While watching the film, I couldn't help but flash back to my childhood Sunday evenings watching the always inspiring and always feel good Disney "movie of the week." Rally Caps has a warm and sincere retro vibe that fits just right within the story adapted by director Lee Cipolla based upon the novel by Jodi Michelle Cutler and Stephen J. Cutler. The team deserves kudos for the authentic casting of young Colten Pride and relative newcomer Carson Minniear has the kind of "kid next door" presence that makes you think of a young Frankie Muniz. He's a charmer and that charm spreads throughout Rally Caps.
I've long adored the under-appreciated Amy Smart and have enjoyed seeing a bit of a resurgence for her lately in a variety of family and faith-based films. Smart has a warm, winning presence that makes her ideal here as Jordy's mother Nora and while she's not asked to do a whole lot here she adds a layer of emotional honesty that gives extra depth to the story.
Oscar winner Judd Hirsch is here as Herb and like Smart he adds such a warmth and inviting presence that he instantly elevates the film every time he's on the screen.

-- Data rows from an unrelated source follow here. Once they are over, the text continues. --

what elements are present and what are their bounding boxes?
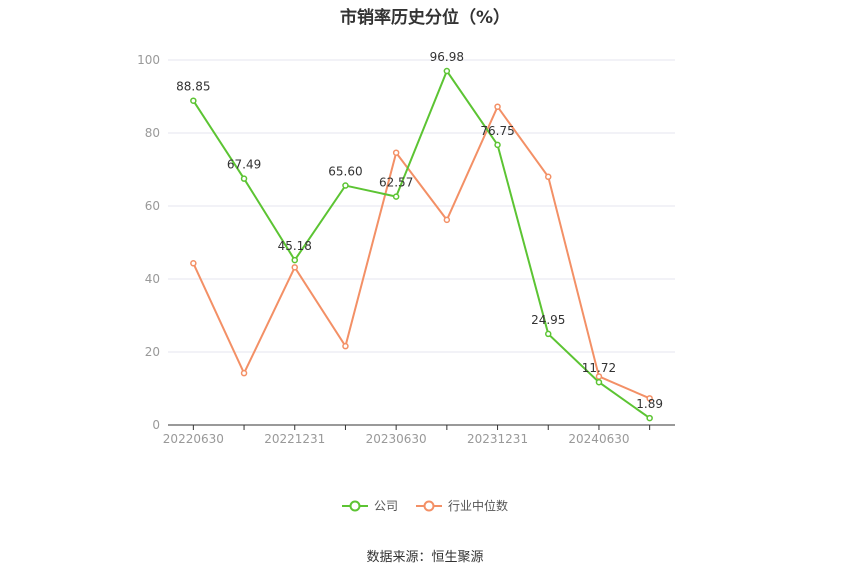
legend-marker-company-icon xyxy=(341,500,368,511)
data-source: 数据来源：恒生聚源 xyxy=(366,550,484,565)
company-point xyxy=(342,182,349,189)
company-point xyxy=(240,175,248,182)
company-point xyxy=(443,67,451,75)
industry-point xyxy=(342,342,349,350)
industry-point xyxy=(190,260,197,267)
company-point xyxy=(545,330,552,338)
legend-item-industry[interactable]: 行业中位数 xyxy=(416,497,508,514)
legend-item-company[interactable]: 公司 xyxy=(341,497,398,514)
legend: 公司 行业中位数 xyxy=(0,497,850,514)
data-label: 45.18 xyxy=(278,239,312,253)
x-tick-label: 20240630 xyxy=(568,432,629,446)
x-tick-label: 20231231 xyxy=(467,432,528,446)
y-tick-label: 20 xyxy=(145,345,160,359)
industry-point xyxy=(291,264,298,271)
data-label: 24.95 xyxy=(531,313,565,327)
y-tick-label: 40 xyxy=(145,272,160,286)
company-point xyxy=(595,378,603,386)
data-label: 67.49 xyxy=(227,158,261,172)
data-label: 88.85 xyxy=(176,80,210,94)
legend-label-industry: 行业中位数 xyxy=(448,499,509,513)
x-tick-label: 20220630 xyxy=(163,432,224,446)
data-label: 62.57 xyxy=(379,176,413,190)
x-tick-label: 20221231 xyxy=(264,432,325,446)
y-tick-label: 0 xyxy=(152,418,160,432)
y-tick-label: 100 xyxy=(137,53,160,67)
data-label: 11.72 xyxy=(582,361,616,375)
y-tick-label: 60 xyxy=(145,199,160,213)
company-point xyxy=(392,193,400,200)
industry-point xyxy=(646,395,653,402)
company-series-line xyxy=(192,68,651,419)
chart-title: 市销率历史分位（%） xyxy=(339,8,511,28)
industry-point xyxy=(545,173,552,181)
industry-series-line xyxy=(192,104,651,400)
industry-point xyxy=(494,103,501,110)
data-label: 65.60 xyxy=(328,165,362,179)
legend-label-company: 公司 xyxy=(373,499,398,513)
company-point xyxy=(190,97,197,104)
company-point xyxy=(291,256,298,264)
company-point xyxy=(494,141,501,149)
company-point xyxy=(646,414,653,422)
data-label: 96.98 xyxy=(430,50,464,64)
industry-point xyxy=(595,373,603,380)
industry-point xyxy=(392,149,400,156)
legend-marker-industry-icon xyxy=(416,500,442,511)
industry-point xyxy=(443,216,451,224)
data-label: 76.75 xyxy=(480,124,514,138)
industry-point xyxy=(240,369,248,377)
data-label: 1.89 xyxy=(636,397,663,411)
x-tick-label: 20230630 xyxy=(366,432,427,446)
y-tick-label: 80 xyxy=(145,126,160,140)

The now 87-year-old actor is garnering Oscar buzz for his work in Spielberg's The Fabelmans out later this year and I can't help but marvel at Hirsch's ability to still completely own the screen after all these years. He's an absolute joy here.
The film's ensemble cast has an almost Bad News Bears vibe to it with lots of heart and lots of humor. James Lowe is one of the film's absolute highlights as Coach Ballgame, a humorous mixture of goofball charm and heart that feels like a distant cousin to Bill Murray's character in Meatballs. Cathy Ladman and Casey Nelson also shine among a strong indie ensemble.
Rally Caps is the kind of indie motion picture that Heartland audiences love. It's got heart and humor and all the values that those of us who live in the heartland absolutely love and try to embody. This indie motion picture teaches universal lessons gently - empowering kids to have confidence in themselves, overcoming adversity, and truly believing that anything is possible among others. The authentic casting is a welcome presence - especially for this paraplegic/double amputee film journalist who knows that representation matters.
While Rally Caps isn't likely to be picking up golden statuettes this awards season, it's a poignant and entertaining film the entire family can enjoy and those who remember Heartland in its earliest days will absolutely enjoy.